Clinicians in resource-limited hospitals often need to improvise with what's on hand, and ethioidized oil's long-standing safety record makes it a solid choice where cost and reliability play the largest roles. Reports from field hospitals and disaster zones highlight how the right choice of contrast agent, matched to local capability, can ensure continuity in screening for cancer, infection, or traumatic injury. While newer, flashier products sometimes grab FDA or European regulatory headlines, there's still a global community leaning on oils like this to fill the care gaps.
Ethiodized oil’s resilience goes beyond medicine—it reflects an ethos of adapting established science to serve real people. In teaching sessions, young doctors sometimes ask why older products remain in use. Seasoned clinicians point to the evidence and the outcomes, not to trends. Where safe, cost-effective, and impactful solutions are needed, older methods stay relevant because they work.
Research continues to scrutinize every detail of contrast agents, including ethioidized oil. Modern studies explore optimizing doses, improving emulsification with therapeutic agents, and tightening safety margins for special populations—children, elderly patients, or those with underlying kidney issues.

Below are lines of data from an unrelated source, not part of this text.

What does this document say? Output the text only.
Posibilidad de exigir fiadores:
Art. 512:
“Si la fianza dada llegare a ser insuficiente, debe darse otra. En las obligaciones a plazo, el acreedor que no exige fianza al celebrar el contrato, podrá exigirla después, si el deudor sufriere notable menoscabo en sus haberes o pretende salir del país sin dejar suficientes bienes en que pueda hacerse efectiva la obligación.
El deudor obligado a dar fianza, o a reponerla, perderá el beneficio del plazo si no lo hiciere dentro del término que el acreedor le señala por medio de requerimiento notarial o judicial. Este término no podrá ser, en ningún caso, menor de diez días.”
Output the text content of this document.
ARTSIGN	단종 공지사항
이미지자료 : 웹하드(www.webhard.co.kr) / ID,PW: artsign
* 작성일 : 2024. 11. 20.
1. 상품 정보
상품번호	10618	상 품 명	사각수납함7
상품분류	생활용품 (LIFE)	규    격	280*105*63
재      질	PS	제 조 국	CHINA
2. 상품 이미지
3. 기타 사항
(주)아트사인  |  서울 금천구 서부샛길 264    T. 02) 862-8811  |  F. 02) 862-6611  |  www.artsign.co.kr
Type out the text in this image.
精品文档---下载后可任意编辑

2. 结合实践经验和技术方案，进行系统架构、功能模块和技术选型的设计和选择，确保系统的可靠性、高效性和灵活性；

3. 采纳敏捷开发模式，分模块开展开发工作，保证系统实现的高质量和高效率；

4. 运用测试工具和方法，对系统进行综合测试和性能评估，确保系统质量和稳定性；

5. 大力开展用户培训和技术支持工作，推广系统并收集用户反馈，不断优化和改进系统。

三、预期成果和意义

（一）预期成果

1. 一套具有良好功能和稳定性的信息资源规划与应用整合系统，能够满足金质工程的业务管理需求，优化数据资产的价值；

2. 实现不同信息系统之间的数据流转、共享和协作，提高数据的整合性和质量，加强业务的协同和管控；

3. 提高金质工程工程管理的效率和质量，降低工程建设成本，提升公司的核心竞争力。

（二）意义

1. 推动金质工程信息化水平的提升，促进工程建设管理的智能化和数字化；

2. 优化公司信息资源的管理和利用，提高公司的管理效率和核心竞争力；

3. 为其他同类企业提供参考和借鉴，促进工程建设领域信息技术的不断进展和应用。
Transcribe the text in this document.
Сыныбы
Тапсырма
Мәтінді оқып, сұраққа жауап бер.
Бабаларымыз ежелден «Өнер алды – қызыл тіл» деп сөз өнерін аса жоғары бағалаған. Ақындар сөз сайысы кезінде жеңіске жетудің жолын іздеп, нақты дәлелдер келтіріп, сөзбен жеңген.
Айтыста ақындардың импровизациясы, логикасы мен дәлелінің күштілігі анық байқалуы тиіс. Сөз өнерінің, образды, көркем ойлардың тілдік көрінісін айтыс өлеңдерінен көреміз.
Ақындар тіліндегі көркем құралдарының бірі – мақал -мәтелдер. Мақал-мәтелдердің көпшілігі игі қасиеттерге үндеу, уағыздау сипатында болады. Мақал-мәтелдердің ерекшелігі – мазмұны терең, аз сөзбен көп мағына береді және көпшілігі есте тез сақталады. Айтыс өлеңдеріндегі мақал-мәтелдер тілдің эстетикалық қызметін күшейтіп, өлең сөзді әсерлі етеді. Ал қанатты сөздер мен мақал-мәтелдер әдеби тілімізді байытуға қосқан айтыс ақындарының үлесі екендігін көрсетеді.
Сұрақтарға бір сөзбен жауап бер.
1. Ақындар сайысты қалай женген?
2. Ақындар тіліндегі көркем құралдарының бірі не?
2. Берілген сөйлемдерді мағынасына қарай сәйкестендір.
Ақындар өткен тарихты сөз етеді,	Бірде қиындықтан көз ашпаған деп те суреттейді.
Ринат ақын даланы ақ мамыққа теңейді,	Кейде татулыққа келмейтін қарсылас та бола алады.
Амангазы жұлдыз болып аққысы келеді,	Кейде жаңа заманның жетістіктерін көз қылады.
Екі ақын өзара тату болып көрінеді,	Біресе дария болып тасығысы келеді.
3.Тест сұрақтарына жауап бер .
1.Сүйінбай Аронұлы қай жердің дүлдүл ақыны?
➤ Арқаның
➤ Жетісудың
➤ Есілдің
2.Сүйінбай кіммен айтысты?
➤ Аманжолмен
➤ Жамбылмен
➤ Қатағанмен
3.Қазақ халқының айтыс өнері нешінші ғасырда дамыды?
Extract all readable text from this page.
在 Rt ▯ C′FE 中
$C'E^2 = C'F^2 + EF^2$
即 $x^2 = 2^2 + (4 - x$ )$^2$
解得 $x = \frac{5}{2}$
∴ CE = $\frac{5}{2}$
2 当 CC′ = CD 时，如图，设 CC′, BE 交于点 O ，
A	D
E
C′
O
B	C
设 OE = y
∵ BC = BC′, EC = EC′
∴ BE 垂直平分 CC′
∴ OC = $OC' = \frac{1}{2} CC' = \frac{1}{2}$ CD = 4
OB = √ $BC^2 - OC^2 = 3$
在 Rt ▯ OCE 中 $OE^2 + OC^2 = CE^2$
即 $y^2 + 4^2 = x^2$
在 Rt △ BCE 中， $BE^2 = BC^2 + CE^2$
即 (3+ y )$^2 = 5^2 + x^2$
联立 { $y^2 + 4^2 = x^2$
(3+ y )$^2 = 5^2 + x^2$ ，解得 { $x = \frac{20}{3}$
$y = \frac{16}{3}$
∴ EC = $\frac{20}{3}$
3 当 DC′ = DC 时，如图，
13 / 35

Clinical trials and real-world case reports both guide policy and practice. They help refine recommendations, address rare adverse effects, and push for improvements in manufacturing quality. For doctors weighing the choice of contrast, the best evidence is always the one that matches patient need, risk factors, and the procedure at hand.
A new trend is the drive toward personalized contrast use—tailoring the product and dose to the patient’s body type, disease profile, and prior history. Some leading centers maintain registries to track outcomes and share best practices, feeding a collaborative loop between institutions and industry. Over time, this approach promises to tighten guidelines and improve both patient safety and diagnostic yield.
In every setting—advanced hospital or rural clinic—the real value of ethioidized oil comes down to people. Doctors, nurses, and technologists use it not because it’s old-fashioned or hard to replace, but because experience and evidence both support its role in specific, high-stakes scenarios. As technology marches on, the risk grows of losing touch with tools that proved trustworthy over time.
Ethiodized oil illustrates the balance modern medicine seeks: old and new, caution and innovation, established protocols and flexible solutions. Every bottle handled, dose measured, or scan reviewed echoes lessons learned from cases before. Those lessons ensure that, amid rapid innovation, patients get what they really need—safe, thoughtful, and effective care grounded in both expertise and compassion.
This perspective shapes the future: respectful use, ongoing education, and data-driven improvement. No single product solves every challenge, but those that stand the test of time almost always owe their success to the practitioners who understand and respect their place in the wider clinical picture.